En pura lógica no puedo recordar bien nada de lo que escribo a continuación, pero el vívido relato de mi padre grabó de forma indeleble en mi mente una historia en la que la mezcla de realidad y ficción adquiere un dramatismo tal que su mera evocación me sigue estremeciendo como el primer día.
Una noche de principios/mediados de los años 60 estuve al parecer al borde de la muerte. En mi fantasía -total o sólo parcial- me veo encamado en la alcoba de mis padres en General Pardiñas, 3, una escena difuminada en blanco y negro. Vivíamos en un piso pequeño y muy modesto, totalmente interior y oscuro, muy oscuro. Esto último sí que lo recuerdo muy bien. Sólo unas cortinas separaban la cama de mis padres del pequeño salón que se asomaba a un patio estrecho y sombrío. Al salón se abrían un cuartito y una cocina que comunicaba con un baño minúsculo. Andaban por allí una nevera de hielo y un fogón que mi padre me enseñó a evitar de una forma quizá demasiado expeditiva. Si alguien piensa que el barrio de Salamanca de Madrid está poblado exclusivamente de mansiones, se equivoca.
A decir de mi padre, en esa noche que pudo ser trágica hubo una especie de ángel que entraba y salía y me auscultaba y acariciaba mi frente. Una y otra vez. Y según mi padre no descansó hasta asegurarse de que viviría. Ese ángel fue el Doctor Javier Quintero Lumbreras. Mi padre me contó esto repetidamente con una inmensa veneración hacia la figura de ese hombre que, independientemente de su saber, dedicó apasionadamente su vocación y su sentimiento a la obra de salvar una vida, en este caso la mía. Oyendo hablar así mi padre, a quien yo veneraba, preso de la emoción, el nombre de Javier Quintero Lumbreras ya no se me olvidaría jamás.
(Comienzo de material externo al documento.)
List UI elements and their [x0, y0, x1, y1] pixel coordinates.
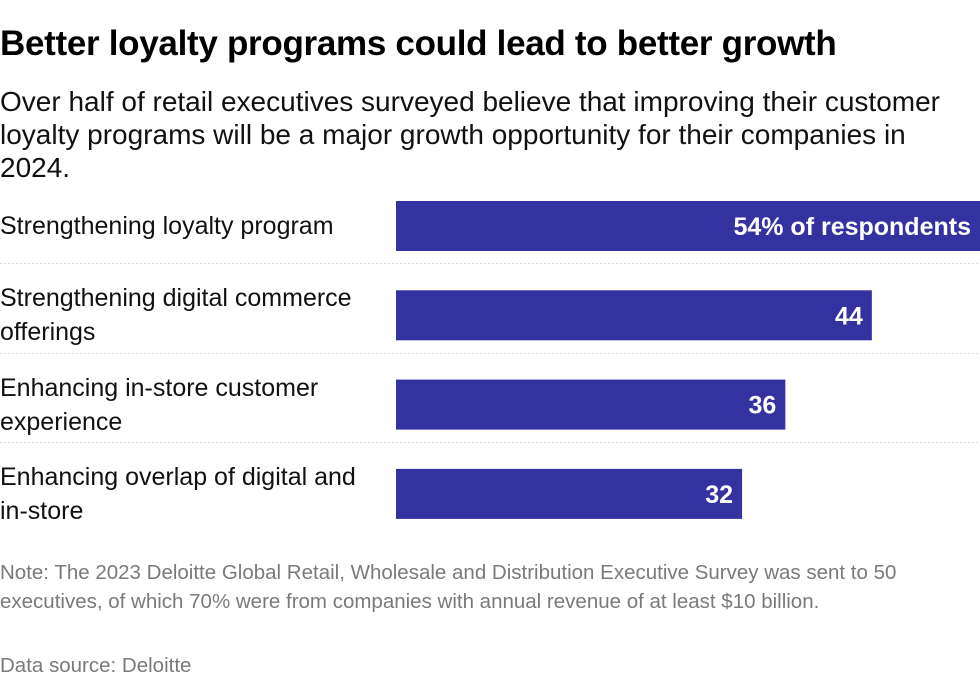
chart-title: Better loyalty programs could lead to be… — [0, 24, 837, 63]
bar-value-label: 36 — [749, 392, 777, 420]
bar-value-label: 44 — [835, 302, 863, 330]
bar — [396, 379, 786, 430]
category-label: Enhancing in-store customer experience — [0, 373, 319, 436]
bar-chart: Strengthening loyalty program Strengtheni… — [0, 196, 980, 526]
category-label: Strengthening loyalty program — [0, 212, 334, 240]
chart-subtitle: Over half of retail executives surveyed … — [0, 86, 940, 183]
bar — [396, 201, 980, 251]
bar — [396, 468, 743, 519]
bar-value-label: 32 — [705, 481, 733, 509]
bar-value-label: 54% of respondents — [733, 213, 971, 241]
bar-chart-plot: 54% of respondents 44 36 32 — [0, 201, 980, 519]
bar — [396, 290, 872, 341]
data-source: Data source: Deloitte — [0, 654, 192, 677]
category-label: Enhancing overlap of digital and in-stor… — [0, 462, 356, 525]
category-label: Strengthening digital commerce offerings — [0, 284, 352, 347]
chart-note: Note: The 2023 Deloitte Global Retail, W… — [0, 561, 897, 613]
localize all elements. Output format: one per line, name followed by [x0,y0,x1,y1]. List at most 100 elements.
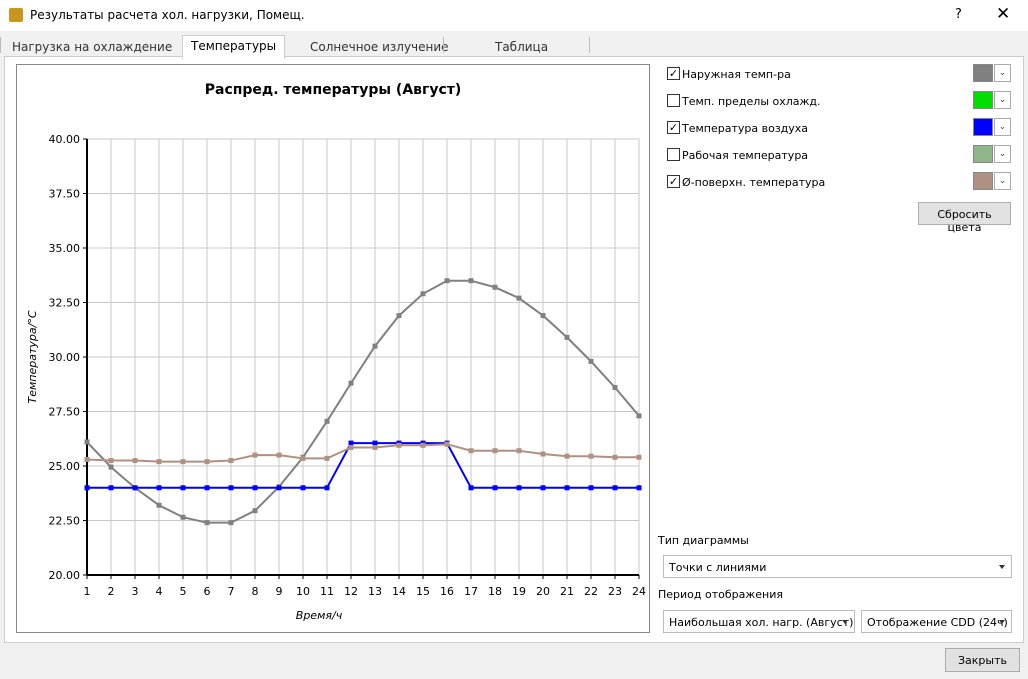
point-marker [420,291,426,297]
series-line [86,279,640,524]
tab-separator [443,37,444,53]
reset-colors-button[interactable]: Сбросить цвета [918,202,1011,234]
series-checkbox[interactable]: ✓ [667,67,680,80]
color-swatch[interactable] [973,145,993,163]
point-marker [540,313,546,319]
chart-type-label: Тип диаграммы [658,534,749,547]
y-tick-label: 20.00 [49,569,81,582]
series-label[interactable]: Температура воздуха [682,122,809,135]
x-axis-label: Время/ч [296,609,343,622]
y-tick-label: 30.00 [49,351,81,364]
series-label[interactable]: Темп. пределы охлажд. [682,95,821,108]
chart-type-select[interactable]: Точки с линиями [663,555,1012,578]
tab[interactable]: Солнечное излучение [310,40,449,54]
x-tick-label: 5 [180,585,187,598]
point-marker [276,452,282,458]
point-marker [228,485,234,491]
title-bar [0,0,1028,31]
point-marker [324,455,330,461]
x-tick-label: 24 [632,585,646,598]
point-marker [132,485,138,491]
color-dropdown[interactable]: ⌄ [994,145,1011,163]
x-tick-label: 8 [252,585,259,598]
point-marker [444,278,450,284]
color-dropdown[interactable]: ⌄ [994,172,1011,190]
x-tick-label: 3 [132,585,139,598]
point-marker [348,444,354,450]
point-marker [300,455,306,461]
series-label[interactable]: Рабочая температура [682,149,809,162]
point-marker [468,278,474,284]
point-marker [204,485,210,491]
y-tick-label: 37.50 [49,188,81,201]
color-swatch[interactable] [973,64,993,82]
tab[interactable]: Таблица [495,40,549,54]
point-marker [396,313,402,319]
x-tick-label: 14 [392,585,406,598]
close-icon[interactable]: ✕ [996,4,1011,24]
point-marker [612,385,618,391]
x-tick-label: 15 [416,585,430,598]
point-marker [588,358,594,364]
series-checkbox[interactable]: ✓ [667,175,680,188]
point-marker [612,454,618,460]
y-tick-label: 35.00 [49,242,81,255]
series-label[interactable]: Ø-поверхн. температура [682,176,826,189]
tab[interactable]: Температуры [182,35,286,59]
x-tick-label: 11 [320,585,334,598]
point-marker [156,459,162,465]
point-marker [180,514,186,520]
close-button[interactable]: Закрыть [945,648,1020,672]
tab[interactable]: Нагрузка на охлаждение [12,40,173,54]
x-tick-label: 16 [440,585,454,598]
point-marker [540,451,546,457]
color-dropdown[interactable]: ⌄ [994,64,1011,82]
color-swatch[interactable] [973,172,993,190]
point-marker [468,485,474,491]
x-tick-label: 23 [608,585,622,598]
point-marker [492,284,498,290]
point-marker [84,485,90,491]
period-label: Период отображения [658,588,784,601]
color-swatch[interactable] [973,91,993,109]
y-tick-label: 22.50 [49,515,81,528]
series-checkbox[interactable]: ✓ [667,121,680,134]
point-marker [468,448,474,454]
point-marker [564,334,570,340]
series-label[interactable]: Наружная темп-ра [682,68,791,81]
series-line [86,443,639,463]
color-dropdown[interactable]: ⌄ [994,118,1011,136]
point-marker [516,295,522,301]
point-marker [636,413,642,419]
point-marker [108,458,114,464]
period-select[interactable]: Наибольшая хол. нагр. (Август) [663,610,855,633]
point-marker [348,440,354,446]
x-tick-label: 10 [296,585,310,598]
x-tick-label: 20 [536,585,550,598]
x-tick-label: 22 [584,585,598,598]
color-swatch[interactable] [973,118,993,136]
color-dropdown[interactable]: ⌄ [994,91,1011,109]
point-marker [564,453,570,459]
point-marker [204,520,210,526]
point-marker [84,456,90,462]
point-marker [396,442,402,448]
point-marker [492,448,498,454]
x-tick-label: 4 [156,585,163,598]
point-marker [372,444,378,450]
x-tick-label: 13 [368,585,382,598]
point-marker [444,441,450,447]
point-marker [420,442,426,448]
point-marker [324,485,330,491]
point-marker [108,485,114,491]
series-checkbox[interactable] [667,94,680,107]
chart: Распред. температуры (Август) Время/ч Те… [16,64,650,633]
point-marker [492,485,498,491]
chart-title: Распред. температуры (Август) [205,82,462,98]
point-marker [228,458,234,464]
series-checkbox[interactable] [667,148,680,161]
help-button[interactable]: ? [955,7,962,22]
x-tick-label: 7 [228,585,235,598]
display-select[interactable]: Отображение CDD (24ч) [861,610,1012,633]
point-marker [204,459,210,465]
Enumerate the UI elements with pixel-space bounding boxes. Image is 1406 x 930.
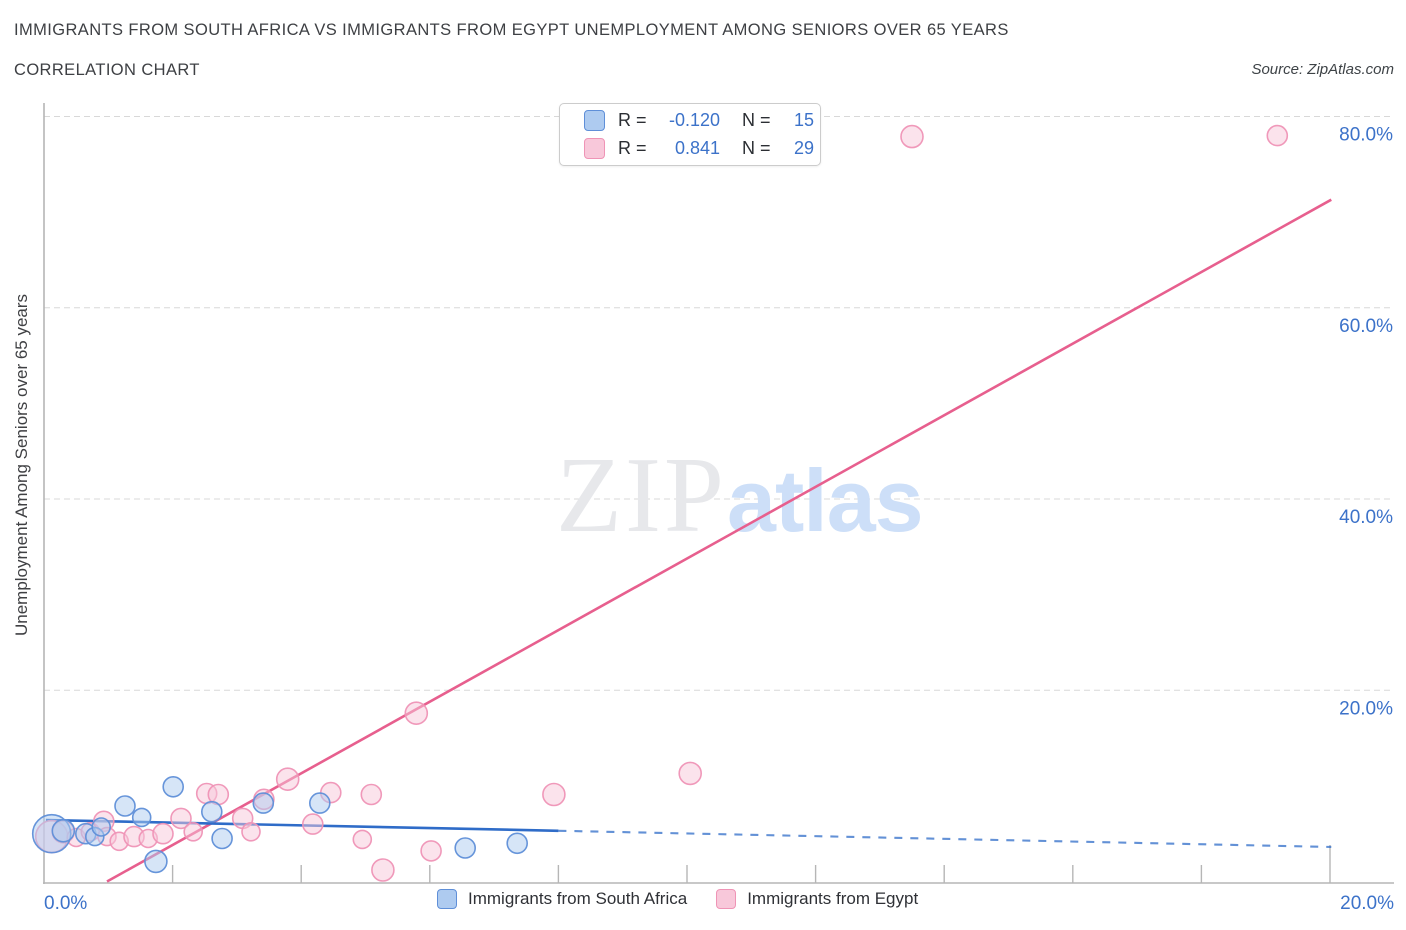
r-value-south-africa: -0.120 bbox=[668, 110, 720, 130]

Se convirtió para mí en el sinónimo de un héroe y su profesión, la Medicina, recabaría mi admiración ya para siempre.
Muchos años después estaba yo realizando mis estudios de doctorado en la Facultad de Medicina de la Universidad de Alcalá cuando volví a escuchar por casualidad el nombre de aquel médico. Recuerdo que me sobresalté y me puse inmediatamente a indagar cómo poder encontrarme con él. Pude finalmente hacerlo y tuve así la oportunidad de transmitirle personalmente mi inmenso agradecimiento y mi admiración por su buen hacer profesional y, sobre todo y ante todo, por su calidad humana. Él se emocionó, yo me emocioné, y quedó así adecuadamente saldada esa deuda que tenía yo contraída desde lo más profundo de mi subconsciente. Deseo profundamente que aquel reconocimiento le resultara reconfortante y le certificara que el calor humano, del que él andaba sobrado, nunca se olvida.
Después de aquel encuentro mágico perdí la pista del Dr. Quintero. Leí acerca de su brillante trayectoria profesional, de su visión innovadora y de su legado en el campo de la Psiquiatría infantil, continuado por su hijo Javier Quintero Gutiérrez del Álamo. También tuve noticia de su desaparición, una de las heridas más profundas entre las que voy acumulando. No sé en qué medida mi testimonio puede ser significativo, pero no quiero ni puedo dejar de intentar que la memoria de Javier Quintero Lumbreras quede suficientemente honrada por mi parte, y que el orgullo que sus descendientes sienten ya con toda seguridad por venir de donde vienen sea un poquito mayor aún, si cabe. Si algo he hecho bien en mi vida en buena parte se lo debo a él, así que muchas gracias Dr. Quintero a Vd. y a todos los médicos vocacionales que nos cuidan con su Ciencia y su Humanidad.